A. L’office du juge de l’Union dans le contentieux du manquement

L’arrêt rappelle que l’existence d’un manquement doit être appréciée par la Cour en fonction de la situation de l’État membre telle qu’elle se présentait à l’expiration du délai fixé dans l’avis motivé. Cette règle jurisprudentielle constante, mentionnée au point 11 des conclusions, structure l’ensemble du contentieux de l’article 226 CE. Le juge n’examine pas les progrès accomplis postérieurement à cette date, ce qui confère à sa décision un caractère quasi mécanique. Son contrôle se limite à vérifier si, à un instant T, l’État respectait ses obligations.

Cette approche formaliste garantit la sécurité juridique et l’égalité de traitement entre les États membres. Elle incite les gouvernements à agir promptement dès la phase précontentieuse pour se mettre en conformité, sans pouvoir espérer une quelconque indulgence de la part du juge. Le rôle de la Cour n’est pas de juger de l’opportunité des politiques nationales, mais d’assurer de manière objective la pleine application du droit de l’Union. La condamnation du Luxembourg est la conséquence directe de cette méthode de contrôle stricte et rigoureuse.

B. La primauté de la protection environnementale

Au-delà de l’aspect technique, cette décision revêt une portée symbolique importante pour le droit de l’environnement de l’Union. Elle confirme que les objectifs fixés par le législateur européen en la matière ne sont pas de simples déclarations d’intention. Ils constituent des obligations juridiques contraignantes qui doivent être mises en œuvre avec la plus grande diligence. En refusant de prendre en considération les éventuelles difficultés administratives ou techniques de l’État, la Cour fait prévaloir l’impératif de protection de l’environnement.
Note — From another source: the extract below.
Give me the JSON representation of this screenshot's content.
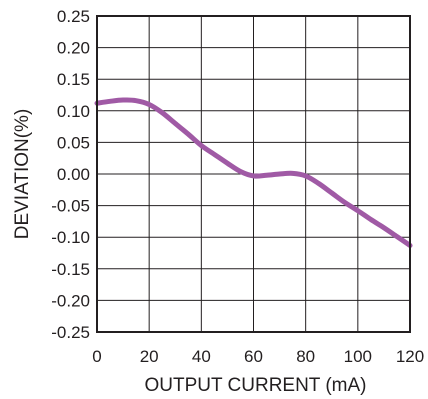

L’arrêt s’inscrit dans une jurisprudence bien établie qui vise à assurer l’effet utile des directives environnementales. La santé publique et la préservation des écosystèmes aquatiques, qui sous-tendent la directive 91/271/CEE, sont considérées comme des intérêts supérieurs. La solution adoptée en 2006 a ainsi contribué à renforcer le niveau d’exigence à l’égard des États membres, les contraignant non seulement à agir mais aussi à mettre en place des systèmes de suivi et de rapportage fiables, indispensables à l’efficacité globale de la politique environnementale européenne.